JJJ TRIADE: « Entropie»
Minium 2006
Cet album, le deuxième du groupe après celui paru chez le collectif Yolk en 2005 avait un peu végété dans les tiroirs du label Sketch avant que Philippe Ghielmetti ne le sauve de la déconfiture et l’emporte avec lui pour lancer son tout nouveau label, Minium.

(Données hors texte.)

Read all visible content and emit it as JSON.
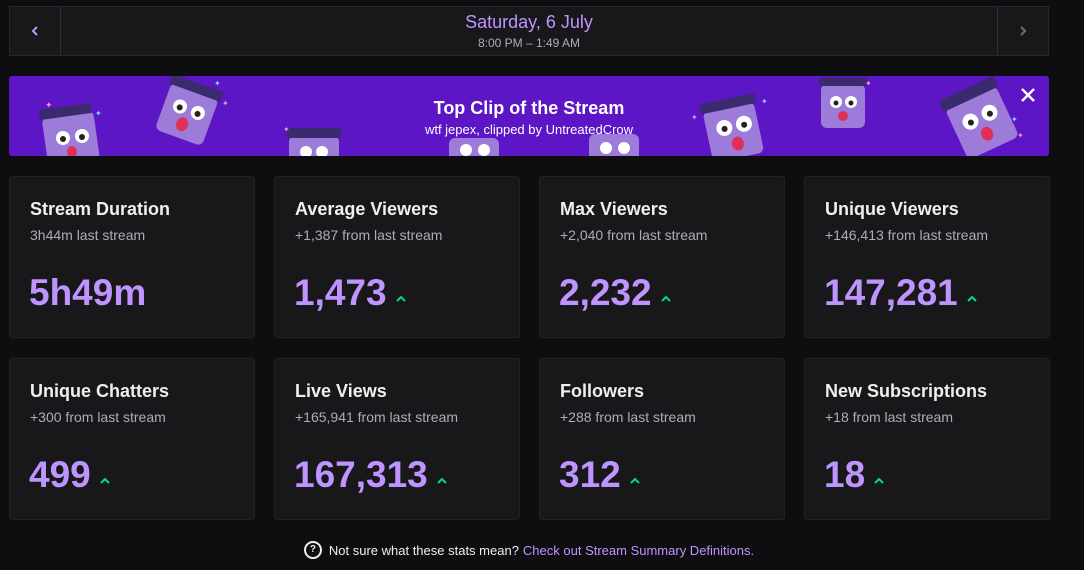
{
  "header": {
    "date": "Saturday, 6 July",
    "time_range": "8:00 PM – 1:49 AM",
    "prev_icon": "chevron-left-icon",
    "next_icon": "chevron-right-icon"
  },
  "banner": {
    "title": "Top Clip of the Stream",
    "subtitle": "wtf jepex, clipped by UntreatedCrow",
    "close_icon": "close-icon",
    "background": "#5c16c5"
  },
  "stats": [
    {
      "title": "Stream Duration",
      "sub": "3h44m last stream",
      "value": "5h49m",
      "trend": "none"
    },
    {
      "title": "Average Viewers",
      "sub": "+1,387 from last stream",
      "value": "1,473",
      "trend": "up"
    },
    {
      "title": "Max Viewers",
      "sub": "+2,040 from last stream",
      "value": "2,232",
      "trend": "up"
    },
    {
      "title": "Unique Viewers",
      "sub": "+146,413 from last stream",
      "value": "147,281",
      "trend": "up"
    },
    {
      "title": "Unique Chatters",
      "sub": "+300 from last stream",
      "value": "499",
      "trend": "up"
    },
    {
      "title": "Live Views",
      "sub": "+165,941 from last stream",
      "value": "167,313",
      "trend": "up"
    },
    {
      "title": "Followers",
      "sub": "+288 from last stream",
      "value": "312",
      "trend": "up"
    },
    {
      "title": "New Subscriptions",
      "sub": "+18 from last stream",
      "value": "18",
      "trend": "up"
    }
  ],
  "footer": {
    "text": "Not sure what these stats mean?",
    "link": "Check out Stream Summary Definitions."
  },
  "colors": {
    "accent": "#bf94ff",
    "trend_up": "#00db84",
    "card_bg": "#18181b",
    "page_bg": "#0e0e10"
  }
}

Pour se fixer les idées dans cet album qui nous empêche de nous rattacher avec certitude à des balises connues, on se référera à la définition officielle de l’entropie : « fonction définissant l’état de désordre d’un système, croissante lorsque celui-ci évolue vers un autre état de désordre accru ». Car cet album est pour tout dire assez déroutant. Se refusant à tout cadre formel, échappant aux repères mélodiques sans toutefois verser dans le free, il raconte une histoire à plusieurs facettes. Plusieurs reflets à l’image de Cedric Piromalli jonglant d’une main avec le piano acoustique de l’autre avec le fender Rhodes. Tendant parfois vers le son des guitares saturées, on assiste alors à une sorte de free jazz poétisé. Un peu comme la rencontre d’un jazz chaotique avec le monde de Edgar Allan Poe s’il fallait tenter une approche littéraire. Parfois l’album nous ramène à des inspirations pop évidentes dans lesquelles on trouverait certaines analogies avec la musique des Pink Floyd. Du coup ces changements de décors ont quelque chose de théâtral, comme une scénographie bien réglée où il est moins question de cadre formel (refus souvent de la contrainte mélodique) que de créer de véritables climats au gré des morceaux. Et dans cette histoire Nicolas Larmignat qui ne cache pas sa passion pour Paul Motian excelle dans le jeu de coloriste raffiné et incroyablement inventif. Une sorte de relation télépathique s’installe entre lui et Sébastien Boisseau. Quand à Cédric Piromalli, habile improvisateur ambidextre, son jeu se montre ici d’une incroyable variété capable de descendre dans les plus basses profondeurs au fender au jeu le plus dépouillé. Dans cette douce machinerie qui se met en branle sous nos yeux, qui s’amuse souvent à nous perdre dans son dédale poétique il apparaît quelques oasis plus ou moins inquiétantes aux titres mystérieux qui se plaisent à nous interroger (Suis encore des miens, Des bras à Glacière) et nous ramènent de rares fois à quelques repères mélodiques (comme musica riccercata n°7). Pas de balises donc, pas de repères mais juste un questionnement philosophique, une sorte de réflexion musicale. Un chaos organisé.